Intervention de Noël Mamère

Réunion du 2 décembre 2014 à 16h45
Commission des lois constitutionnelles, de la législation et de l'administration générale de la république

Photo issue du site de l'Assemblée nationale ou de WikipediaNoël Mamère :

Je m'abstiendrai de toute polémique avec mes collègues. Mon général, il nous a été difficile de lire votre rapport, qui nous a été remis cet après-midi. L'un d'entre nous vous a demandé comment éviter que de telles situations ne se reproduisent. Ce n'est pas à un général de gendarmerie de répondre à cette question, mais au législateur, qui doit réformer les enquêtes d'utilité publique et les procédures d'aménagement du territoire, en y associant davantage les citoyens. Ceux-ci rejettent les projets sur lesquels on ne les a pas assez consultés, comme celui de Center Parcs à Roybon, dans l'Isère.

Il n'est pas question, pour l'écologiste que je suis, de remettre en cause le rôle des forces de l'ordre, garantes de l'ordre républicain. Cependant, j'ai du mal à cautionner ce que vous avez dit sur le changement de mentalité qui serait intervenu au cours de l'année 2014. J'ai passé la journée du 20 octobre sur le territoire occupé par ceux que l'on nomme les « zadistes ». Les Français, qui ont appris récemment le sens de ce mot, savent que ceux qui sont installés sur le site de Sivens ou de Notre-Dame-des-Landes ne sont, dans leur grande majorité, ni des casseurs ni des voyous ni des « écoterroristes », mais des jeunes gens attachés à certaines valeurs.

Sur le terrain, j'ai constaté une tension extrême. Des jeunes ont expliqué qu'ils avaient été « visités » à douze reprises par les forces de l'ordre, qui les avaient molestés et avaient brûlé toutes leurs affaires, preuve que le harcèlement n'était pas à sens unique. Le soir, Mme Duflot et moi-même avons rencontré le préfet. Du fait de notre présence, celui-ci a enfin reçu Ben Lefetey, porte-parole des opposants, qui lui demandait vainement un rendez-vous depuis le 1er septembre. Cinq jours avant le drame, il était bien tard pour fixer la ligne à tenir avec ceux qui étaient chargés d'encadrer les manifestations !

Je me contenterai de trois questions. Le 25 octobre, pourquoi les forces de l'ordre étaient-elles présentes sur un terrain privé, alors que, dans notre République, c'est sur le domaine public que s'exerce le maintien de l'ordre ? Quelle autorité civile a procédé aux sommations, puisque ni le préfet ni le commandant de groupement n'étaient sur place ? Enfin, Le Monde, généralement considéré comme un journal sérieux, a publié le procès-verbal d'un gendarme qui disait avoir reçu des consignes d'extrême sévérité.

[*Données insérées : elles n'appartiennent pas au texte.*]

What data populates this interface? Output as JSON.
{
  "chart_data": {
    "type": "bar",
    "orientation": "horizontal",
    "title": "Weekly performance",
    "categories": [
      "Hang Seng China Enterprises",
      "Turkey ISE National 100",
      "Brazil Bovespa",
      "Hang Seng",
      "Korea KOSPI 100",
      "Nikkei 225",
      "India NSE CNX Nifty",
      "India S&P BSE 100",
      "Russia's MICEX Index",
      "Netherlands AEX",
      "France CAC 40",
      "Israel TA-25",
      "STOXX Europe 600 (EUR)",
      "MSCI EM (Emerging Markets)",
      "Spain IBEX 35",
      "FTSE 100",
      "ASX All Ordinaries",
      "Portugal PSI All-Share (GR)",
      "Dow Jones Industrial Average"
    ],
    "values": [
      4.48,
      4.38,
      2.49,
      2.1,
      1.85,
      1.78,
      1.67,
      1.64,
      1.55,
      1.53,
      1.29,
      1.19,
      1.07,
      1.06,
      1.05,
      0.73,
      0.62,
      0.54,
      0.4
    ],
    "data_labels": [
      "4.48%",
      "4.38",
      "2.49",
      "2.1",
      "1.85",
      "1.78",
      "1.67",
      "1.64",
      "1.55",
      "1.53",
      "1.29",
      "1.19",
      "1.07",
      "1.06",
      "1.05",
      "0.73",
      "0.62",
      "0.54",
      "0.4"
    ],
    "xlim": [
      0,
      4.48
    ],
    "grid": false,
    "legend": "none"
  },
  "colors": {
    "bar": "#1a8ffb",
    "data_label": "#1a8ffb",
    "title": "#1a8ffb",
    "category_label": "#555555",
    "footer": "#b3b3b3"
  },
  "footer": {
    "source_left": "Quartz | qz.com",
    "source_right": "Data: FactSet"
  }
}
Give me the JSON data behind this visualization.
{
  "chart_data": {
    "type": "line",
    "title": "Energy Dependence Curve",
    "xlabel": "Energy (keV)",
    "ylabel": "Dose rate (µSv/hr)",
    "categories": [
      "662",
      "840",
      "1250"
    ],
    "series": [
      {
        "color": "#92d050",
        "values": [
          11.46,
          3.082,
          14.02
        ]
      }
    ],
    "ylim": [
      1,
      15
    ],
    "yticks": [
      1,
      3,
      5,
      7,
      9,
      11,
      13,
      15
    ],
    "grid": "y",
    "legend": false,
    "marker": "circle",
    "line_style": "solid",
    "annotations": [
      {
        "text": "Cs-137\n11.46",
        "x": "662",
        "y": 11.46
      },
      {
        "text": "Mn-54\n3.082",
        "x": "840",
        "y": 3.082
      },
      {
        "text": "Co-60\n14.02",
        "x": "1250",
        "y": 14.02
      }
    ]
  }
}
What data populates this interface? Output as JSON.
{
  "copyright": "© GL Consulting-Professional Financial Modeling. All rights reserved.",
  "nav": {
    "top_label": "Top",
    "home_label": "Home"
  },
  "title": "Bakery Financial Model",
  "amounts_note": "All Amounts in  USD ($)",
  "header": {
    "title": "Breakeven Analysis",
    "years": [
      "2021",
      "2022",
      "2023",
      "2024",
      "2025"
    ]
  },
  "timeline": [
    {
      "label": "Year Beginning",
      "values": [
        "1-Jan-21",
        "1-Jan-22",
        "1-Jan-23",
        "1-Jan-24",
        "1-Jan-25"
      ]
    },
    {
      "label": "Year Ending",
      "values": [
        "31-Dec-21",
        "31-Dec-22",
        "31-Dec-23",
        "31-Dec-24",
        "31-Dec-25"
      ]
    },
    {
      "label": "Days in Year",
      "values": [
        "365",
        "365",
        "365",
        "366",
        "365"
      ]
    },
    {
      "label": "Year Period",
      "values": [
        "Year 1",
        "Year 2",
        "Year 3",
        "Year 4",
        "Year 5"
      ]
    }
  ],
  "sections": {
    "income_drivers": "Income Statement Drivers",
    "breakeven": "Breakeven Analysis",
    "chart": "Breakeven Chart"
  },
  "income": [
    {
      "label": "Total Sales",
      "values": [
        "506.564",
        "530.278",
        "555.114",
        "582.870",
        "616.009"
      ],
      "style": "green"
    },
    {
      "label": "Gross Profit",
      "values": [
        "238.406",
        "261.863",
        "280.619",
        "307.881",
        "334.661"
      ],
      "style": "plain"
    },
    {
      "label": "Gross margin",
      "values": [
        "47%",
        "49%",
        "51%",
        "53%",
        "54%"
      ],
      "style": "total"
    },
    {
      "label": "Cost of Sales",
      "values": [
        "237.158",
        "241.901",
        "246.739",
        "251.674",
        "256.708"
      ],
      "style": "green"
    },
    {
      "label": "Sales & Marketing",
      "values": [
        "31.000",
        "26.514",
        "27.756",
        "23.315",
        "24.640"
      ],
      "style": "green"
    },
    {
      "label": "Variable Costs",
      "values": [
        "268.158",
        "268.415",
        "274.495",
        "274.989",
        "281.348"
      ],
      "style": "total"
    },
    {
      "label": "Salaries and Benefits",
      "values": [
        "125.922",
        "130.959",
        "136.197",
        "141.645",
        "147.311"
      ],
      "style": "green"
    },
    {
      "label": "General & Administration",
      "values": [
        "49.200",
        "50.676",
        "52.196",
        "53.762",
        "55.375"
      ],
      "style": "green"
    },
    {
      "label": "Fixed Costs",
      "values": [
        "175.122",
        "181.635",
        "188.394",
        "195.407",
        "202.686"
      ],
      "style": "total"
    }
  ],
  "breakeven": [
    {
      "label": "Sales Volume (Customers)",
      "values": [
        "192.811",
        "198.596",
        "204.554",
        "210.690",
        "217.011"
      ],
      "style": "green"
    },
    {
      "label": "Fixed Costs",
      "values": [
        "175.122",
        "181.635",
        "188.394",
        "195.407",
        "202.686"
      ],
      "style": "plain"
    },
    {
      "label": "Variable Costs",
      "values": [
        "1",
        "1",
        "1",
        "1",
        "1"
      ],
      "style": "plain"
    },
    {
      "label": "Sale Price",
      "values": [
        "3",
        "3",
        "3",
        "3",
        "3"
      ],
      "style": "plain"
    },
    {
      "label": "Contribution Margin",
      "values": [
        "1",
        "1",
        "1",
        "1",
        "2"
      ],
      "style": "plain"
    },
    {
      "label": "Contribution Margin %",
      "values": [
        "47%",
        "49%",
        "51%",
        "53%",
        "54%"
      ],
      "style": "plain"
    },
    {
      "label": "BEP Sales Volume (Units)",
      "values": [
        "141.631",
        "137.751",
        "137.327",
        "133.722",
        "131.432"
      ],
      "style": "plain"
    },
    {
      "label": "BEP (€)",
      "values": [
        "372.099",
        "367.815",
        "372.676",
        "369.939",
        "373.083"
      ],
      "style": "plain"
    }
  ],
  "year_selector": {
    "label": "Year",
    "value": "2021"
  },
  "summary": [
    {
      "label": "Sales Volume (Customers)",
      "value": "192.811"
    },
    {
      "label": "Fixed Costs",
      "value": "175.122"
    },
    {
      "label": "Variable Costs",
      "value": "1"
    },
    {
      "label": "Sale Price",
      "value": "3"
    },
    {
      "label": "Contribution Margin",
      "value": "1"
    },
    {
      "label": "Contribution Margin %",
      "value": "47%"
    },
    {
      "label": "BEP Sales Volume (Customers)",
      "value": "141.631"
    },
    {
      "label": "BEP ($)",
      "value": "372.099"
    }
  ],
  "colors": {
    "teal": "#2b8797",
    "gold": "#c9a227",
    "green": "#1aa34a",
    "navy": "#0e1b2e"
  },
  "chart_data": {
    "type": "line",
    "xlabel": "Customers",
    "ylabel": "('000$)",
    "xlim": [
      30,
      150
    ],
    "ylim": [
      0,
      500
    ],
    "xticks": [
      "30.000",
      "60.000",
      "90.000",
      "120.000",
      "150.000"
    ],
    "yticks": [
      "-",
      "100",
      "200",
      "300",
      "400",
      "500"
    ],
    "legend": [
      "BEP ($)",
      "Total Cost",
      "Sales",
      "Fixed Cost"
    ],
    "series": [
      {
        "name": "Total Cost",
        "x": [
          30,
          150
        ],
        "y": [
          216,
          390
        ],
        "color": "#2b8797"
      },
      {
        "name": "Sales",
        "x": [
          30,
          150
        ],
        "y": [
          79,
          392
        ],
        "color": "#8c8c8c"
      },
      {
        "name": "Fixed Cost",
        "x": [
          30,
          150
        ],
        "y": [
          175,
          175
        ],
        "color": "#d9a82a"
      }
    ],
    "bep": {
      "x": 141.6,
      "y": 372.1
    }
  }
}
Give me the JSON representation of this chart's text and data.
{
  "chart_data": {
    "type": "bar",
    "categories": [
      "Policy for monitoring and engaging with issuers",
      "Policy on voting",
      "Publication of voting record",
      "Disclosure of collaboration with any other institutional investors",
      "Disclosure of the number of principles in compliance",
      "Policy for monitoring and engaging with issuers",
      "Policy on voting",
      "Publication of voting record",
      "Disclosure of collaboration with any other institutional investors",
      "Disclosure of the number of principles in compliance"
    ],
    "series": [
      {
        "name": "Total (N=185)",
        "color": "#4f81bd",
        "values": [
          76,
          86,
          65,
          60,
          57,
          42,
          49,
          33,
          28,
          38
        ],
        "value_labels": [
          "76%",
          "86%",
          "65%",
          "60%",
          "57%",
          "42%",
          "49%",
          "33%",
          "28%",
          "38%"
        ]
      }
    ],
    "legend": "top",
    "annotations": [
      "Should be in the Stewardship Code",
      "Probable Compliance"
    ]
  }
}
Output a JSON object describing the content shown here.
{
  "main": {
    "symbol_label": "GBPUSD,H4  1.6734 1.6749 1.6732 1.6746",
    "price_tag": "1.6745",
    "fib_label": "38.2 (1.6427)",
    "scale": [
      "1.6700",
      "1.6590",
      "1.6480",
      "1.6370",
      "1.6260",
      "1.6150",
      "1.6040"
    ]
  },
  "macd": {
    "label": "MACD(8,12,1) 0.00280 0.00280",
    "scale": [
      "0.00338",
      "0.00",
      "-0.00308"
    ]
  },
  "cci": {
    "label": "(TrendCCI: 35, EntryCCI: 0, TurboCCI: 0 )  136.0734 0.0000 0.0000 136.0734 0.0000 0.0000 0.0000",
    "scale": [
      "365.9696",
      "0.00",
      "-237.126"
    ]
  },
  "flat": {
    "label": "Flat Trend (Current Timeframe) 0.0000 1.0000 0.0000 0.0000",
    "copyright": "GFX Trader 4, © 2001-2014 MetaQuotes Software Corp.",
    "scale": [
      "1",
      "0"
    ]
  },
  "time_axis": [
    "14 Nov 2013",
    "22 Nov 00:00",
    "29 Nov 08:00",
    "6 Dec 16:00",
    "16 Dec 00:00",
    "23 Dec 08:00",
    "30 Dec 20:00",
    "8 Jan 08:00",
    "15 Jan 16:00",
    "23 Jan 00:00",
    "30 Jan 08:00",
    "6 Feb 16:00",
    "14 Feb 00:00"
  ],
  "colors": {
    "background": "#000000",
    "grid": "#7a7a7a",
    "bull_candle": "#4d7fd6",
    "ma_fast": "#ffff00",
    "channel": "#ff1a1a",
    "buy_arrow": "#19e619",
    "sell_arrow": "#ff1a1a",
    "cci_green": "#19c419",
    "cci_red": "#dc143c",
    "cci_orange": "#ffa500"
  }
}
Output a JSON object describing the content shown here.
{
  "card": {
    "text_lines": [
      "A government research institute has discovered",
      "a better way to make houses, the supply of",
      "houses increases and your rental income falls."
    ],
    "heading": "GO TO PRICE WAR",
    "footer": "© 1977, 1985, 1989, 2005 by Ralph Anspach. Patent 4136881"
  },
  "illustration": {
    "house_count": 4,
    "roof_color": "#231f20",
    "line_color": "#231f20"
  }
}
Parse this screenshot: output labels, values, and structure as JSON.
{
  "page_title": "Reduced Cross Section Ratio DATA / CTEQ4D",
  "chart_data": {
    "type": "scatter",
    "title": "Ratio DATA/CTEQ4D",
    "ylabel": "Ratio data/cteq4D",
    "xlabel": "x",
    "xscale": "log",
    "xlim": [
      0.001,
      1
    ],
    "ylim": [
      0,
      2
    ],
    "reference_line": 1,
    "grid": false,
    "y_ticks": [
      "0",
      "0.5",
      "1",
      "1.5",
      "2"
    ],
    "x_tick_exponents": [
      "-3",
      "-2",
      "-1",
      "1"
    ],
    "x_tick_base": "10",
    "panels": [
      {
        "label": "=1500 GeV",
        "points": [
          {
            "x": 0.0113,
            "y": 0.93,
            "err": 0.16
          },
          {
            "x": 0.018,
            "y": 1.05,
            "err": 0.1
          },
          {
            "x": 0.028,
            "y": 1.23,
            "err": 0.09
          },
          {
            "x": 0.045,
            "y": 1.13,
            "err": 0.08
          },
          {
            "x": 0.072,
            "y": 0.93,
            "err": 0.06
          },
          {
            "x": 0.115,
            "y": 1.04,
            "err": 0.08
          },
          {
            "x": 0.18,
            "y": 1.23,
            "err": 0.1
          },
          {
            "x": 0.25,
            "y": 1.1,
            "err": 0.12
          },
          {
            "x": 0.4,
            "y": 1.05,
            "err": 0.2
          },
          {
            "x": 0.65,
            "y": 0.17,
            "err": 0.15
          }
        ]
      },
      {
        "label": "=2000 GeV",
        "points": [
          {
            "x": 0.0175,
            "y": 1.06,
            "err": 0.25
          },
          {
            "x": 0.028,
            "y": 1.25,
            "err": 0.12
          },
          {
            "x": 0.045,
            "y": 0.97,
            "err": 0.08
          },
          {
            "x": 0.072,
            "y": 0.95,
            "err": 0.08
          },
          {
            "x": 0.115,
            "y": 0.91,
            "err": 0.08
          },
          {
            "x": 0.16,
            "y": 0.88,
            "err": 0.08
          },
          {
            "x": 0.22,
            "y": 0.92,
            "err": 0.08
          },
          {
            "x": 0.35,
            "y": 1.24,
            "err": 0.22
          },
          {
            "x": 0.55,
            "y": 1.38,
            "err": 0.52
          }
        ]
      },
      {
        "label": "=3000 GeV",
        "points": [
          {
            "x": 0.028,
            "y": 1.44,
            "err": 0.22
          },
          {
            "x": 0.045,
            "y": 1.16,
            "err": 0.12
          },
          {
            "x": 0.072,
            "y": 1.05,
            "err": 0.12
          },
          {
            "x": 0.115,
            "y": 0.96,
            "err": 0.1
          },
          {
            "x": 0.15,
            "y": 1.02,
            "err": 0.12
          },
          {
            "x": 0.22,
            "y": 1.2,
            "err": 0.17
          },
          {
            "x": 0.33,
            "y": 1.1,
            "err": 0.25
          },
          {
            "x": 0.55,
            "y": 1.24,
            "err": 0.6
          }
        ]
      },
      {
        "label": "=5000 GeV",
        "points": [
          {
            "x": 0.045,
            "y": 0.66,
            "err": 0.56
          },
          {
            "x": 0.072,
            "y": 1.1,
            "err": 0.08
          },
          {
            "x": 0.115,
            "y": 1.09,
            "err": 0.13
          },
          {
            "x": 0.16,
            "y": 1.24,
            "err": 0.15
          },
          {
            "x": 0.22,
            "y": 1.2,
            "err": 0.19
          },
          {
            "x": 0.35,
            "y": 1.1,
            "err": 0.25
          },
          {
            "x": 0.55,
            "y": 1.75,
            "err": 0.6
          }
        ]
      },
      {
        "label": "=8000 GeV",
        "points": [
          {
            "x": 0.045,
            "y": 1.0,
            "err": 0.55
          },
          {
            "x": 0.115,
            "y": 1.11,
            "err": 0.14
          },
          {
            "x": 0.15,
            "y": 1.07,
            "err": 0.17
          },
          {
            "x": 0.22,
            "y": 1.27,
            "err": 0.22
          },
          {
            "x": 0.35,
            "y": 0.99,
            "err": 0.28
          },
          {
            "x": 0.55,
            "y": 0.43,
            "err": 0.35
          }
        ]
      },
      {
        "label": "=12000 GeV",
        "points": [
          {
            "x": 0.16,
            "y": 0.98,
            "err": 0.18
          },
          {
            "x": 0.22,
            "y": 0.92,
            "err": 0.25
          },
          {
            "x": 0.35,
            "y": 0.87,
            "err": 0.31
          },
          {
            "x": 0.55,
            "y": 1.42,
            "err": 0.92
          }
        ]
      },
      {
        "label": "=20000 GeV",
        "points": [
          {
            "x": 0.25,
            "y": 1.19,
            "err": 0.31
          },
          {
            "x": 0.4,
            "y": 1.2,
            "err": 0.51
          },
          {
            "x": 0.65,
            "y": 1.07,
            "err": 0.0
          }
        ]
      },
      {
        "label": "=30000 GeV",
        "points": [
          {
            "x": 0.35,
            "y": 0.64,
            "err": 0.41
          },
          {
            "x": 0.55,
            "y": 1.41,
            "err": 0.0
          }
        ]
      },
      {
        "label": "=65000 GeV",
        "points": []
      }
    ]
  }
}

Avez-vous vérifié que de ces consignes avaient été données, sachant que les autorités administratives et politiques n'ont jamais fait état que de consignes d'apaisement ?

La mort de Rémi Fraisse est un drame hors du commun. Le dernier décès, dans un combat du même type, est celui non de Malik Oussekine mais de Vital Michalon, en 1977, sur le futur site de la centrale de Creys-Malville. Il serait irresponsable, voire dangereux, de jeter de l'huile sur le feu en identifiant à des « écoterroristes » les défenseurs d'une certaine forme d'aménagement du territoire, du développement durable et de la protection de la biodiversité.

Dans ce genre d'événement, il existe toujours une minorité de casseurs, dont nous avons dénoncé la présence dès la première heure. Ils étaient également présents à la Manif pour tous, en janvier dernier, mais nul ne les accusait de terrorisme. Des collègues, usant d'une image plus que douteuse, nous ont expliqué, à l'époque, que les forces de l'ordre avaient osé « gazer des enfants ». Sachons raison garder !

Notre pays doit réformer les méthodes d'enquête d'utilité publique et de consultation sur l'aménagement du territoire. Il doit se demander, parce que c'est nécessaire – il ne s'agit pas d'une attaque contre les forces de l'ordre – de quel type d'armes celles-ci doivent disposer. La plupart des pays voisins du nôtre ne recourent pas aux grenades offensives, contenant du TNT, qui ont été utilisées pendant la guerre de 1914-1918. Nous devons aussi nous interroger sur l'usage de tasers ou de flashballs. Peut-être créerons-nous demain une commission d'enquête qui pourra se pencher sur le sujet.